Use of CPIS for Diagnosis of EOP After OHCA
Due to known difficulties in diagnosing EOP after CPR for OHCA, we evaluated the CPIS11 and showed a good correlation with previously used pneumonia scores after OHCA.4 C-reactive protein and body temperature were predictors of EOP, whereas leukocyte count, which is a factor in the CPIS,11 did not show a good correlation with EOP in our subjects.

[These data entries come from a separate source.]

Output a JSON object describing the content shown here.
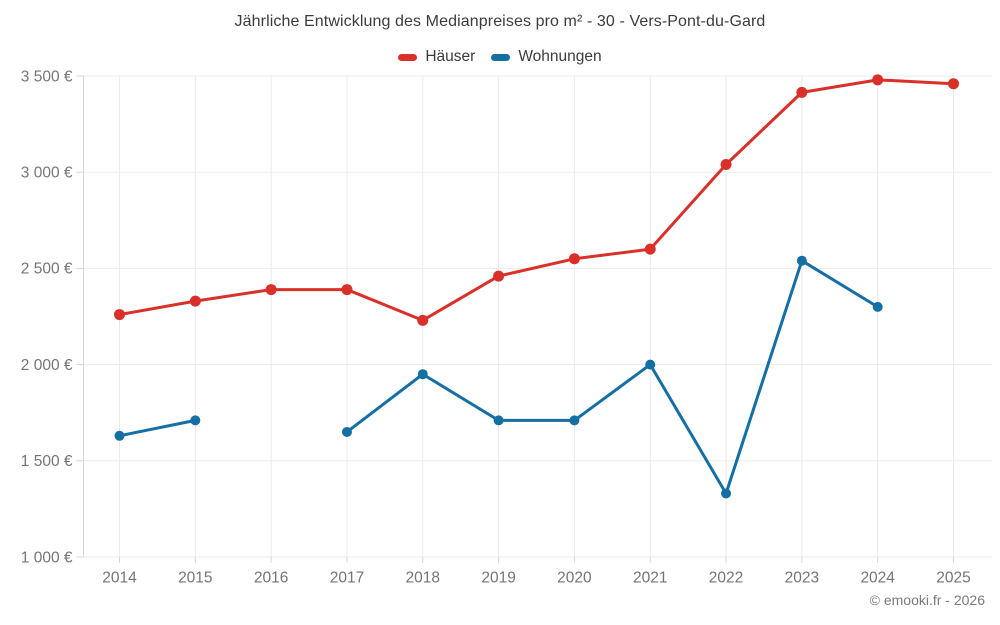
{
  "header": {
    "title": "Jährliche Entwicklung des Medianpreises pro m² - 30 - Vers-Pont-du-Gard"
  },
  "footer": {
    "credit": "© emooki.fr - 2026"
  },
  "chart_data": {
    "type": "line",
    "title": "Jährliche Entwicklung des Medianpreises pro m² - 30 - Vers-Pont-du-Gard",
    "x_categories": [
      "2014",
      "2015",
      "2016",
      "2017",
      "2018",
      "2019",
      "2020",
      "2021",
      "2022",
      "2023",
      "2024",
      "2025"
    ],
    "series": [
      {
        "name": "Häuser",
        "color": "#d9302a",
        "values": [
          2260,
          2330,
          2390,
          2390,
          2230,
          2460,
          2550,
          2600,
          3040,
          3415,
          3480,
          3460
        ]
      },
      {
        "name": "Wohnungen",
        "color": "#146fa5",
        "values": [
          1630,
          1710,
          null,
          1650,
          1950,
          1710,
          1710,
          2000,
          1330,
          2540,
          2300,
          null
        ]
      }
    ],
    "unit": "€ / m²",
    "ylim": [
      1000,
      3500
    ],
    "ytick_step": 500,
    "ytick_labels": [
      "1 000 €",
      "1 500 €",
      "2 000 €",
      "2 500 €",
      "3 000 €",
      "3 500 €"
    ],
    "grid": true,
    "legend_position": "top",
    "grid_color": "#ebebeb",
    "axis_color": "#d7d7d7",
    "label_color": "#757575",
    "title_color": "#3c3c3c"
  }
}
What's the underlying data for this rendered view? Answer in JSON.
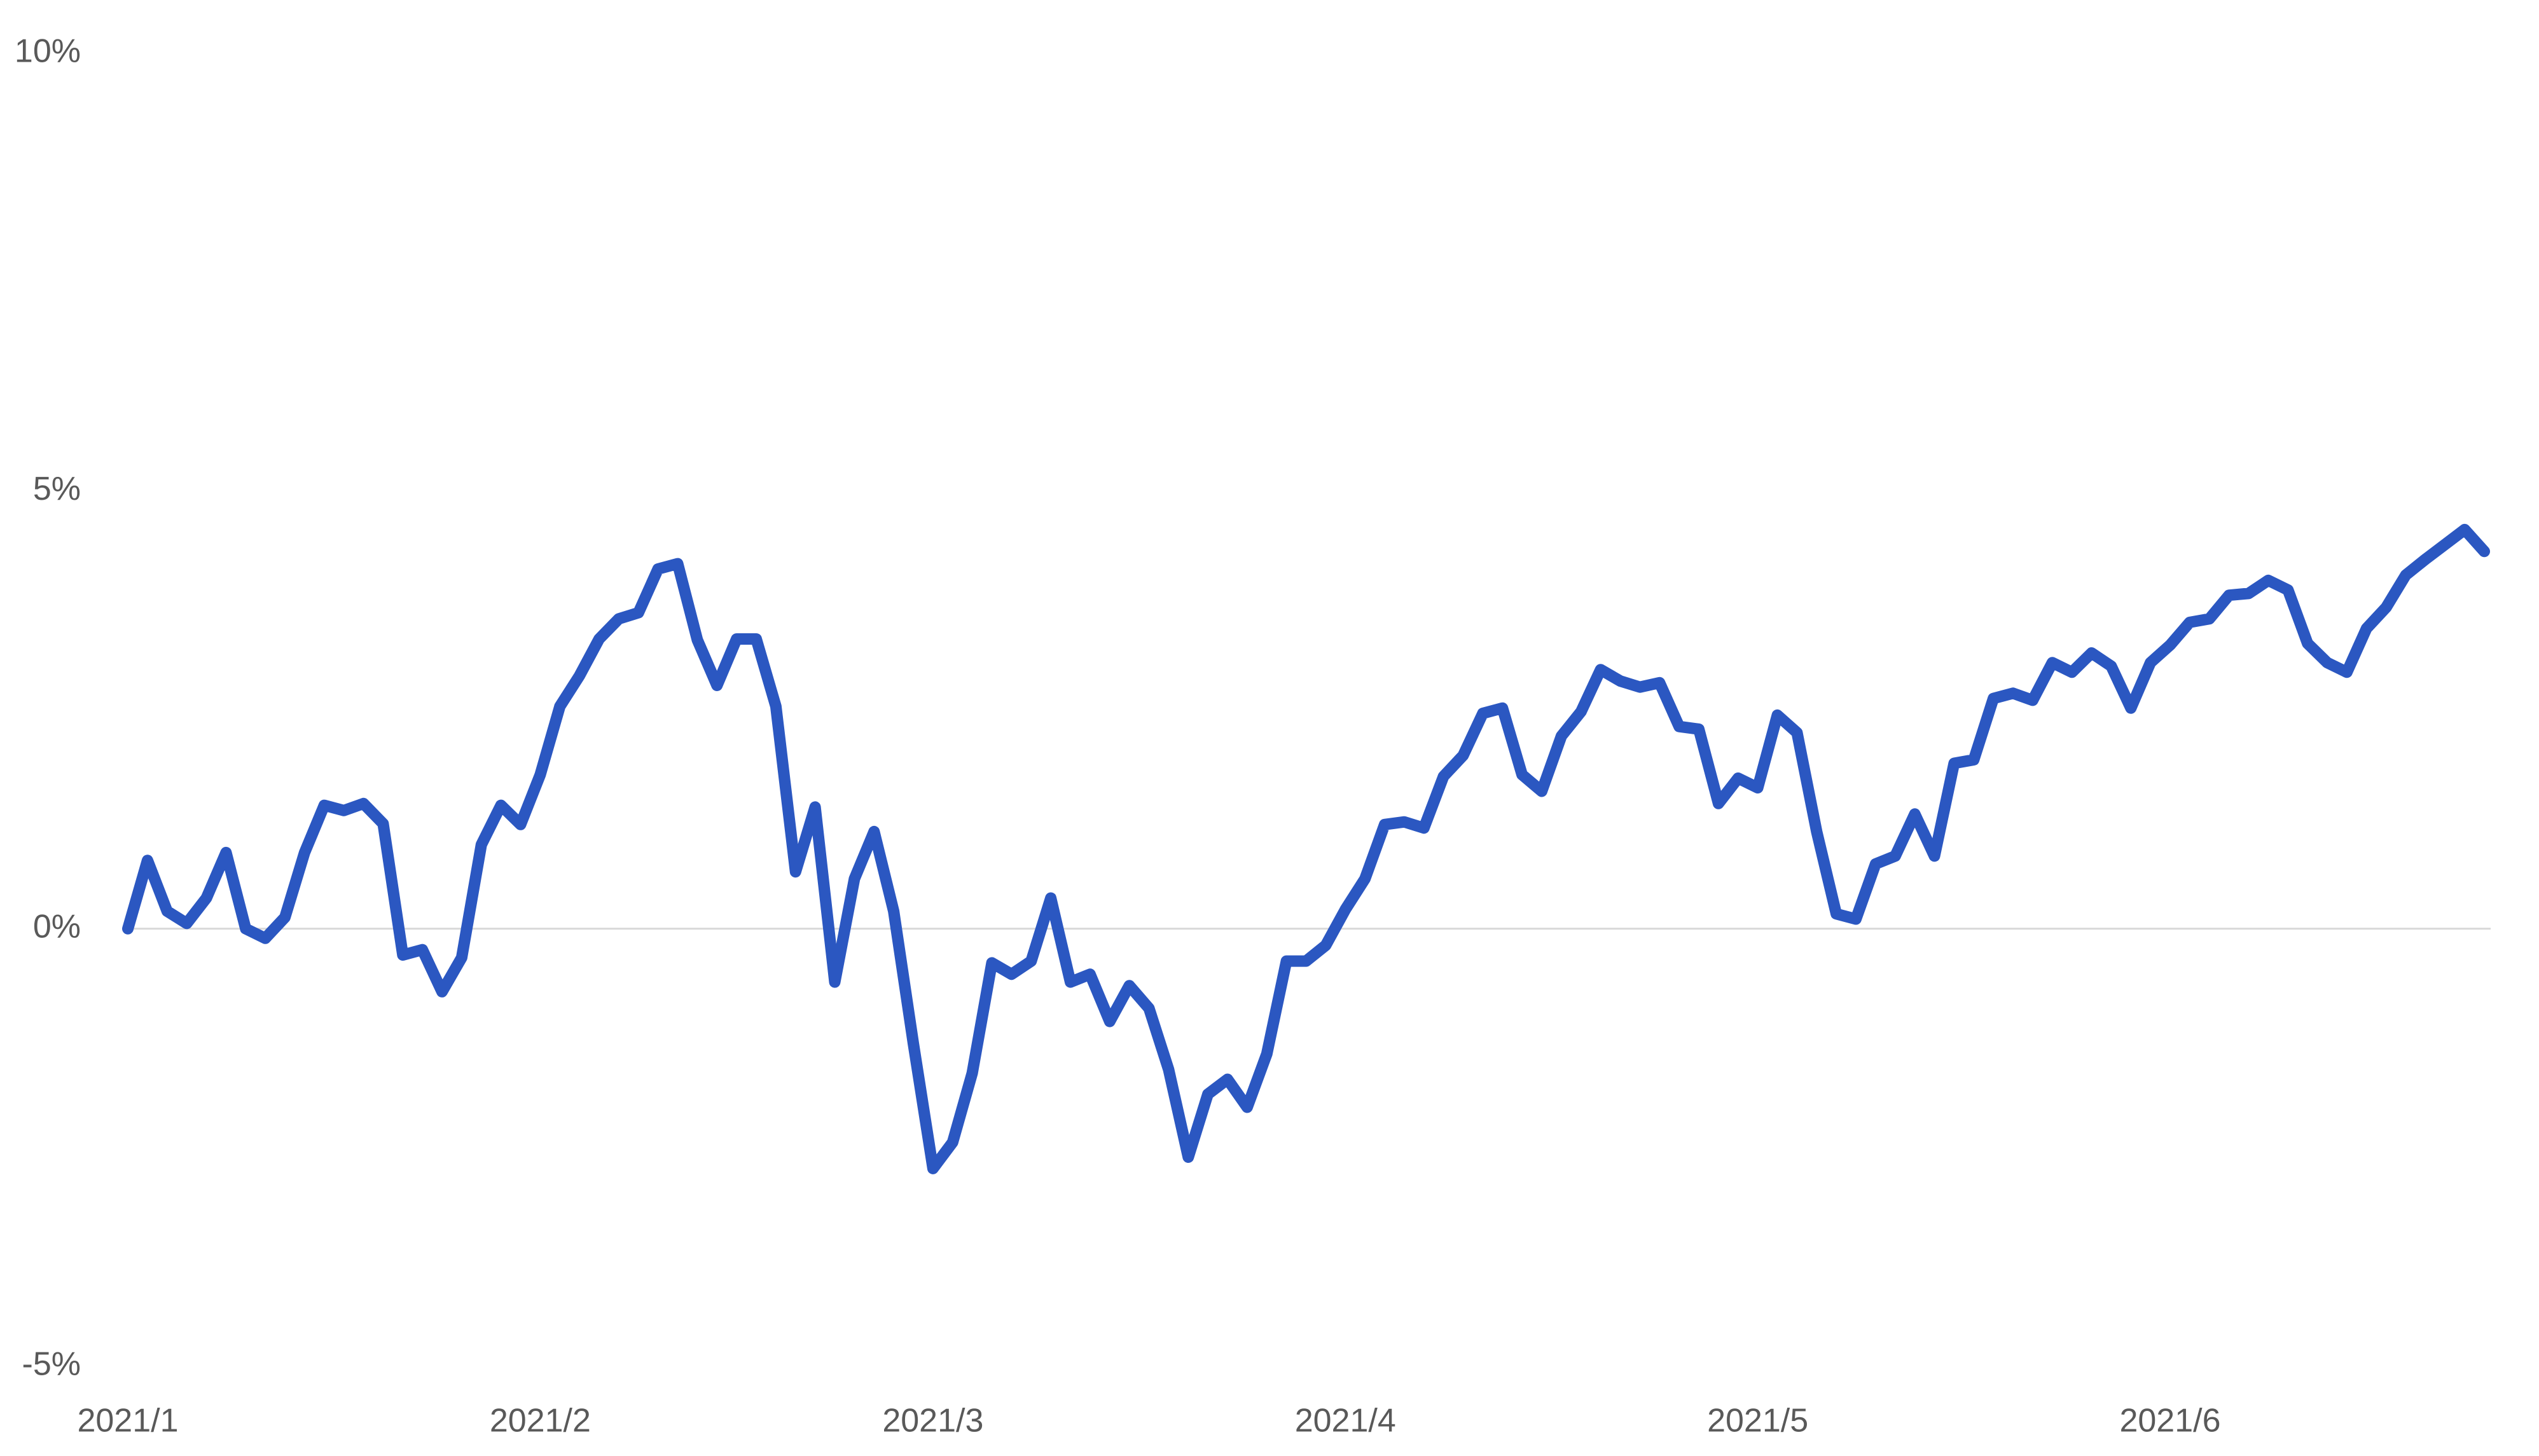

Impact of Supraglottic Airway Devices
Supraglottic airway devices are of growing importance in preclinical emergency management. A recent study demonstrated favorable outcomes in subjects treated with primary ETT, instead of supraglottic airway devices, during pre-hospital CPR.16 Although in our cohort only 6 subjects were admitted to hospital with laryngopharyngeal tube, we did not find an elevated rate of EOP in these subjects, which clearly supports the use of these devices.
Impact of Microbiologic Findings and Antibiotic Treatment
A recent study by Davies et al17 showed better outcomes in OHCA patients who received early antibiotic treatment within the first 7 days. In our cohort, 75% of all subjects received antibiotic treatment, with a trend toward more antibiotic use in subjects with EOP than in those without. We take this fact as a consequence of the proven or suspected infection. Our data may not further contribute to the question of whether early antibiotic treatment influences the outcome.
There are certain limitations of this study to be addressed. First, the study design was retrospective. Second, pneumonia scores such as CPIS and EOP score are partly subjective, due to the differential evaluation of pneumonic infiltrations on x-ray and the difficulties in x-ray interpretation in supine ventilated subjects. Furthermore, ICU days and duration of mechanical ventilation are caused not only by respiratory failure, but often are a consequence of bad neurological outcome. The subject's outcome is caused by underlying disease and complications rather than by the occurrence of EOP. Therefore, the impact of EOP on ICU course is very limited.
Conclusions
In summary, our study failed to identify influenceable factors for EOP after successful CPR of OHCA patients. As previously reported, the occurrence of EOP is associated with longer need for ventilatory support and longer ICU duration, and might therefore lead to high healthcare costs.
Footnotes
- Correspondence: Dirk Pabst MD, Department of Cardiovascular Medicine, University Hospital of Muenster, Albert Schweitzer Campus 1, A1, 48149 Münster, Germany. E-mail: dirk.pabst{at}ukmuenster.de.
The authors have disclosed no conflicts of interest.